La mano del Jefe se liberó del cuerpo con un pop. Se sacudió los restos esponjosos de carne y sangre del brazo, que fueron a parar al suelo, y deslizó los microchips a las ranuras aún vacías de su armadura.

—Ya está —comunicó Cortana, seria—. Tengo el código. Ahora volvamos al hangar y busquemos un vehículo.

Una escuadra de seres del Flood, que casi parecía haber sido convocada por la bestia letárgica que estaba ante los controles de la nave, irrumpió en la sala, determinada a destruir al enemigo de la armadura. Una cuña formada por combatientes y portadores cayó sobre la plataforma, empujaron al humano y acogieron todas sus balas, como si deseasen recibirlas.

El Spartan, más gracias a la suerte que a un plan, logró salir del puente de mando y se dejó caer sobre la cubierta inferior. Eso le dio un respiro momentáneo, no mucho tiempo, pero el suficiente para apartarse del canal que estaba justo debajo de la plataforma superior, recargar las dos armas y colocarse de espaldas a una esquina.

La horda fue en su busca, con sus ruidos sibilantes, gorjeantes, borboteantes, escalando sobre los cadáveres amontonados, sin preocuparles las bajas, dispuestos a pagar el precio necesario para acabar con él.

Pero la lluvia de disparos que surgía del soldado ataviado con la armadura MJOLNIR era demasiado poderosa, demasiado certera y el ser del Flood empezó a menguar, a sacudirse, a caer; muchos morían a sólo unos centímetros de las botas empapadas de sangre del Spartan, agarrándose a sus piernas. Éste elevó un agradecimiento cuando acabó con el último combatiente, sintió alivió al sentir que el silencio se apoderaba de la estancia y recargó las dos armas.
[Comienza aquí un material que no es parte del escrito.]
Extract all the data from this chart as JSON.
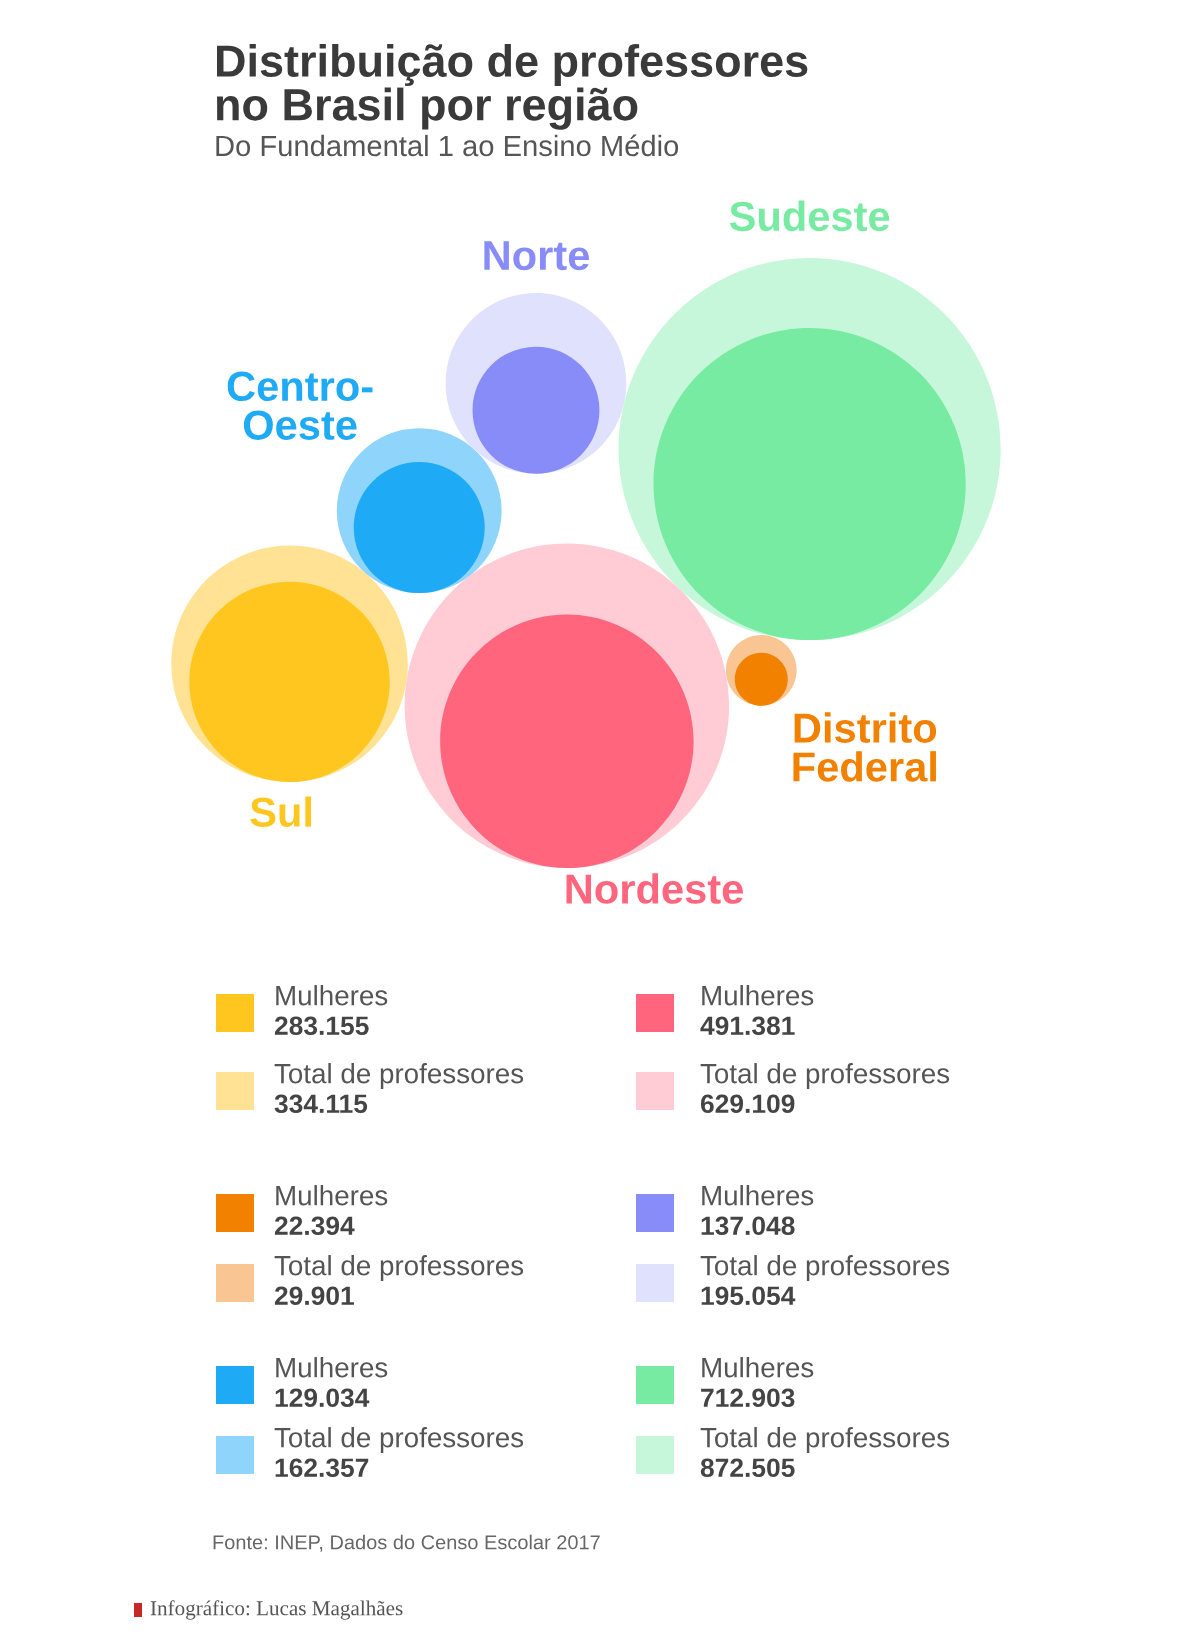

—¿Está bien? —preguntó Cortana dubitativa, agradecida y sorprendida al mismo tiempo de que el Spartan siguiera en pie.

Él pensaba en el capitán Keyes.

—No —contestó el Spartan—. Salgamos de aquí. Acabemos con estos cabrones.

Estaba atontado por el agotamiento, por el hambre, por la constante lucha. La ruta de escape hacia el hangar de las lanzaderas estaba repleta de combatientes del Covenant y del Flood. El Spartan avanzaba en piloto automático: mataba, mataba, mataba.

El hangar estaba lleno de tropas del Covenant. Un transporte había descargado más soldados y había salido de nuevo. Un par de Élites mejorados patrullaban cerca de la Banshee, en la zona inferior del hangar.

El Spartan repasó mentalmente todas las posibilidades. ¿Y si esa nave en particular estaba allí esperando que la reparasen?

¿Y si un Élite se encaramaba en el Shade y lo derribaba a base de disparos? ¿Y si algún avispado decidía cerrar las compuertas exteriores?

Ninguno de estos muertos se hizo realidad: la nave se elevó, viró hacia el planeta que esperaba más allá de las compuertas y voló hacia la noche. Unos cuantos rayos de energía le siguieron, e intentaron derribar a la Banshee, pero no acertaron. Estaba libre de nuevo.